Старик поднялся на ноги и подозвал к себе девочку. Та, похожая на птичку, ненароком покинувшую небо, заскользила к нему по траве, увлекая за собой подружек. Старик сложил ладони лодочкой и легко дунул в них. Сначала показались два ушка. Потом – испуганная мордочка. Под заливисто-восхищенный смех зайчонок выпрыгнул из шершавый ладоней и начал бегать по земле, наворачивая круги.  Старик посвистел, и на плечи девочкам опустились маленькие птички, а юркие веселые белочки, оставив свои владенья, уселись на их руки.
- Дедушка, да вы кудесник! Самый настоящий!
- Да, да! Настоящий!
- Дедушка, а расскажите сказку!
- Сказку? – улыбнулся старик.
- Сказку, сказку, ска-азку, - заголосили разом трое.
- Хорошо, - кивнул он, доставая из сумы своих кукол, - сказку так сказку.
- Жила-была девица, что славилась своей красотой на весь мир, потому что глаза ее были яркие, как солнце, лик нежней и красивей, чем лунный свет, голос – точно шелест ветра в высокой траве, а нрав ласковый и добрый…
Одна из кукол вдруг поднялась, совсем без помощи старика, отряхнула небесно-голубое платье, поправила волосы, что спадали на спину настоящим водопадом и улыбнулась.

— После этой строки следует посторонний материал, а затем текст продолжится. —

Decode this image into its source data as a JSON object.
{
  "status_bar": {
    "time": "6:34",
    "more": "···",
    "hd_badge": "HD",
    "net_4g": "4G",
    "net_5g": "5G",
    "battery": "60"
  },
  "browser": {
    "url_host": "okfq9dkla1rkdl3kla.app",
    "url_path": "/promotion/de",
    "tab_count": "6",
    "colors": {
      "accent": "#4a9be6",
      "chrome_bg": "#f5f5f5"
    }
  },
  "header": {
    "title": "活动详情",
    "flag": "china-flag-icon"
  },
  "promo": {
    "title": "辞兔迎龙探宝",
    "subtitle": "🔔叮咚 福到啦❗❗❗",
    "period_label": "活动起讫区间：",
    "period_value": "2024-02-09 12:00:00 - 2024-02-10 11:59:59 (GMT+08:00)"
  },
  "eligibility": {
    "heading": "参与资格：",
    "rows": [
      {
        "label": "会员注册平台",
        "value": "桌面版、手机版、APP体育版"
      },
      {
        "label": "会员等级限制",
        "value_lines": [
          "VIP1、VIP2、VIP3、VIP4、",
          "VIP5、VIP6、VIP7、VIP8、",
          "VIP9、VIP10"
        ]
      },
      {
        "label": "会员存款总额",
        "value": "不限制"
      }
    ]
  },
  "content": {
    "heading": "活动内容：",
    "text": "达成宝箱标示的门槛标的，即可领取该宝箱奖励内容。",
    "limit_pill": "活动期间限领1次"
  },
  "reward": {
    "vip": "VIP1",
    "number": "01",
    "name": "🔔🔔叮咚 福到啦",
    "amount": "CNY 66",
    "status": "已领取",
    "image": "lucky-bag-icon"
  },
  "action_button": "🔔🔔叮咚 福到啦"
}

- … Только одно омрачало ей жизнь и пугало маленьких детей при случайной встрече – всю ее левую щеку пересекал ужасный шрам. Был у нее дом, но в доме том никто не жил, ведь болезнь забрала всю ее родню во свои владения, лишь девушке, которая могла затмить собой все небесные светила, не нашлось там места. Так он и стоял, пуст и тих, подпирая косой крышей небо, печально взирая на проходящих мимо путников. А девушка, бродя по лесу, искала обездоленных и бедных, чтобы помочь. И часто засыпала на берегу быстрого ручья…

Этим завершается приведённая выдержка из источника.